POST /v1/chat/stream

The primary endpoint. Send a message, get an AI response streamed back as Server-Sent Events. Pass a conversation id to keep the thread alive across requests. Available on all plans.

Endpoint

http
POST https://api.sentientone.ai/v1/chat/stream

Headers

  • X-Api-KeyYour platform key. See Authentication.
  • X-Agent-IdUUID of the agent to invoke.
  • Content-TypeAlways application/json.

Request body

  • message (required)The user's message. Appended to the conversation history and sent to the LLM along with the agent's system prompt.
  • conversation_id (optional)Pass an existing id to continue a thread. Omit it and a new conversation is created automatically.
  • prompt (optional)Override the agent's configured system prompt for this request.

Example request

bash
curl -N -X POST https://api.sentientone.ai/v1/chat/stream \
  -H "Content-Type: application/json" \
  -H "X-Api-Key: sk-so-YOUR_KEY" \
  -H "X-Agent-Id: YOUR_AGENT_ID" \
  -d '{
    "message": "Get the order details for OrderId: ORD-1234"
  }'

The -N flag disables curl's output buffering so each event prints the moment it arrives.

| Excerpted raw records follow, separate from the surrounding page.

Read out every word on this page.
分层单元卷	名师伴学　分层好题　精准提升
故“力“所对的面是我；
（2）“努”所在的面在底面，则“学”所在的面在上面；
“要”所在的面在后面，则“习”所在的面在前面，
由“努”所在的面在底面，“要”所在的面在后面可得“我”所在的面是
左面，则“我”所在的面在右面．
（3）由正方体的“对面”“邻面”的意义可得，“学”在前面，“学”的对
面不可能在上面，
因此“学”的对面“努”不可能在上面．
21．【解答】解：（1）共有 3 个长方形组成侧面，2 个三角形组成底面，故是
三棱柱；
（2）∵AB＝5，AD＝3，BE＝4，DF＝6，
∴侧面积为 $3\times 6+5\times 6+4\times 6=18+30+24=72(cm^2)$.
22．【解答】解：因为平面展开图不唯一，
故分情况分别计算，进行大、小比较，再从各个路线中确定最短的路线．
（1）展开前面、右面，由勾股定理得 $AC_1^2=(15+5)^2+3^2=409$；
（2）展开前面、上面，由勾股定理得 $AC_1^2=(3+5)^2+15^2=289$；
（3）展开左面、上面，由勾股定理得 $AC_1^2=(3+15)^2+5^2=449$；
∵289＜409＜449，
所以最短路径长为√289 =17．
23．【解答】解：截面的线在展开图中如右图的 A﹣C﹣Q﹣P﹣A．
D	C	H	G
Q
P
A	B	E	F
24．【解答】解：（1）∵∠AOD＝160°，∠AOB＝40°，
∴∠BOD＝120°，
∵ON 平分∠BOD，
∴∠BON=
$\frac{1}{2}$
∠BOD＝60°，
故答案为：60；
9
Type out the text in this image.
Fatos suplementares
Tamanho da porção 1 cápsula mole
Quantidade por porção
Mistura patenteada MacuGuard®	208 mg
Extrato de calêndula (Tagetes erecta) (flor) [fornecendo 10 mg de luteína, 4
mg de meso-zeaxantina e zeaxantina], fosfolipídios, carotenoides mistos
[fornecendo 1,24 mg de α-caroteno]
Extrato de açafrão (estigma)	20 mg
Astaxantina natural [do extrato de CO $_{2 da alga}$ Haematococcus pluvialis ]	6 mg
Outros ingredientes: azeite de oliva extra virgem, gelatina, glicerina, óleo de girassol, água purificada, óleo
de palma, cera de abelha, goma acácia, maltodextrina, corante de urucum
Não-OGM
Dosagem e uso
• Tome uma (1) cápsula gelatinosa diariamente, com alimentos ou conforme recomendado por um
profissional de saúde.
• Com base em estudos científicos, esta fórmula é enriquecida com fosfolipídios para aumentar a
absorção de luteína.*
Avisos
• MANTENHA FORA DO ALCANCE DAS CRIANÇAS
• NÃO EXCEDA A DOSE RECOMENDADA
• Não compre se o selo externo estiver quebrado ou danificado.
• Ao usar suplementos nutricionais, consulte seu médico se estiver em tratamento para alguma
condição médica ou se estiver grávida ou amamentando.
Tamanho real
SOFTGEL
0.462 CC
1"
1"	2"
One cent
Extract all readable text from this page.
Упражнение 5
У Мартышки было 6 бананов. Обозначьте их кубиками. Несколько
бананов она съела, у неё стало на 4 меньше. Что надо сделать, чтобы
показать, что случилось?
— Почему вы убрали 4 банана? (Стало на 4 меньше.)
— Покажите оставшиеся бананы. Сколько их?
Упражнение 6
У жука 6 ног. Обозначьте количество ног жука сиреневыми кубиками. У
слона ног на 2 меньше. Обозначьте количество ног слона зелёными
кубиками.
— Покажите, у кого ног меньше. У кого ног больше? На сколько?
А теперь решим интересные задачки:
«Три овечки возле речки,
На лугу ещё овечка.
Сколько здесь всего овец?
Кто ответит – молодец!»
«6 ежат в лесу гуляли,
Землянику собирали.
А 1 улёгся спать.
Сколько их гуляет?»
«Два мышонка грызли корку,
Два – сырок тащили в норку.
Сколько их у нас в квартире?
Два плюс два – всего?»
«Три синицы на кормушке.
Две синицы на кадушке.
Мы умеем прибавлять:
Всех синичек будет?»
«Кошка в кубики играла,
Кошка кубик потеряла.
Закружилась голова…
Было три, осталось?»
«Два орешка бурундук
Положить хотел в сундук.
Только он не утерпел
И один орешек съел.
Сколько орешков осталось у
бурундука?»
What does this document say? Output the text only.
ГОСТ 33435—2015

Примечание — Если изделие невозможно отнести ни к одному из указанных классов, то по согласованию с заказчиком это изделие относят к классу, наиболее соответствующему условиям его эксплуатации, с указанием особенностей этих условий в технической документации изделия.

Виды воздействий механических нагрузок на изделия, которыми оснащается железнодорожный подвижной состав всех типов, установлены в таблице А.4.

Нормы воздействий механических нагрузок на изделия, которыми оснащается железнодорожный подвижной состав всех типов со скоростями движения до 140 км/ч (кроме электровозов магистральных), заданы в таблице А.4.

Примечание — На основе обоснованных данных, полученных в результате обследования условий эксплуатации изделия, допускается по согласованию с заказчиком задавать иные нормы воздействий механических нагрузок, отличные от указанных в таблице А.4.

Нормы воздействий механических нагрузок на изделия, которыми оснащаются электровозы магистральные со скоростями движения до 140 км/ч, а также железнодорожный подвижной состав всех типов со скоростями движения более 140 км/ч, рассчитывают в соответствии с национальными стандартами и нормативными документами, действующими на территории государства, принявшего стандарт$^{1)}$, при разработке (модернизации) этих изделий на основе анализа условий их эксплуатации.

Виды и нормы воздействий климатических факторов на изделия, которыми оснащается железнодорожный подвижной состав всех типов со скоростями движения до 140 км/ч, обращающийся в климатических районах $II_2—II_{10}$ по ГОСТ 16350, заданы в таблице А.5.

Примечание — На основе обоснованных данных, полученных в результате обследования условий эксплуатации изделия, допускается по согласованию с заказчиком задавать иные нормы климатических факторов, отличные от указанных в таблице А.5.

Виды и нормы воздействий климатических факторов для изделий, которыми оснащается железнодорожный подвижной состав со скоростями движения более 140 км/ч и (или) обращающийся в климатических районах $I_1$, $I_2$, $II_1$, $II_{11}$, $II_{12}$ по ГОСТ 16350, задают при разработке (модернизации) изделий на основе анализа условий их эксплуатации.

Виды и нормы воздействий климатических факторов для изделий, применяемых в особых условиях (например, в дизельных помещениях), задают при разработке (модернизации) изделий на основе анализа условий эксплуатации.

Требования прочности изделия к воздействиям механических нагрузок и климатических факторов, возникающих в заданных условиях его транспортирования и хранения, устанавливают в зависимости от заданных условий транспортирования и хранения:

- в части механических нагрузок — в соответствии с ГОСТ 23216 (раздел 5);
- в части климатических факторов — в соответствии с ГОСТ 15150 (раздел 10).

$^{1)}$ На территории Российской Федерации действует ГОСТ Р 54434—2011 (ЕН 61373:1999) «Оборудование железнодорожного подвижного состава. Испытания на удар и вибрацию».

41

Response (200 OK) — Server-Sent Events

The response is Content-Type: text/event-stream. Read it line-by-line; each event is a JSON payload on its own data: line. The full answer is the concatenation of every delta event's content.

text
data: {"type":"meta","conversation_id":"conv-uuid-...","trace_id":"trace-uuid-..."}

data: {"type":"sources","sources":[{"index":1,"id":"doc-...","title":"Order ORD-1234","url":"https://...","source_type":"order","score":0.91,"snippet":"shipped via FedEx..."}]}

data: {"type":"delta","content":"Order ORD-1234 "}

data: {"type":"delta","content":"is shipped via FedEx "}

data: {"type":"delta","content":"(FX-998877)."}

data: {"type":"done","conversation_id":"conv-uuid-...","trace_id":"trace-uuid-..."}
  • metaFirst event. Carries the conversation_id and trace_id — store the conversation id now to keep history across requests.
  • sourcesEmitted when retrieval ran. Each source has index, id, title, url, source_type, score, and snippet.
  • deltaIncremental token chunk. Concatenate every content value in order to build the full reply text.
  • doneFinal event. Carries the conversation_id and trace_id; the stream closes after it.
  • errorEmitted when something goes wrong. Carries an error code and message.

What happens server-side

  1. 1

    Authenticate

    X-Api-Key resolves to your account; rate limits and plan checks fire.
  2. 2

    Load the agent

    X-Agent-Id selects the agent config — system prompt, model, provider key, parameters.
  3. 3

    Resolve conversation

    If you passed conversation_id, history is loaded. Otherwise a new conversation is created.
  4. 4

    Persist your message

    The new user message is saved to the conversation history before any LLM work starts.
  5. 5

    Call the LLM

    System prompt + all prior messages + new message are sent to the provider.
  6. 6

    Run MCP tools if requested

    If the model asks for a tool, the platform runs it and feeds the result back (up to 8 rounds by default — configurable per agent).
  7. 7

    Stream and save

    Tokens stream back as delta events while they generate; the final reply is saved and the stream closes with a done event.

Multi-turn conversations

The first request returns a conversation_id. Pass it back on every subsequent request and the agent sees the full prior thread — same model context window as a single long conversation.

bash
# 1) Start a thread
curl -N -X POST https://api.sentientone.ai/v1/chat/stream \
  -H "X-Api-Key: sk-so-..." -H "X-Agent-Id: ..." \
  -H "Content-Type: application/json" \
  -d '{ "message": "Hi, my order ORD-1234 hasn't arrived." }'
# → data: {"type":"meta","conversation_id":"conv-abc123","trace_id":"..."}
#   data: {"type":"delta","content":"..."}  (repeated)
#   data: {"type":"done","conversation_id":"conv-abc123","trace_id":"..."}

# 2) Continue it
curl -N -X POST https://api.sentientone.ai/v1/chat/stream \
  -H "X-Api-Key: sk-so-..." -H "X-Agent-Id: ..." \
  -H "Content-Type: application/json" \
  -d '{ "conversation_id": "conv-abc123", "message": "What carrier is it on?" }'

Working with the stream

Every reply arrives as Server-Sent Events — there is no single-JSON mode. See Streaming for the full event reference and a client read loop, including how to concatenate delta content into the complete answer.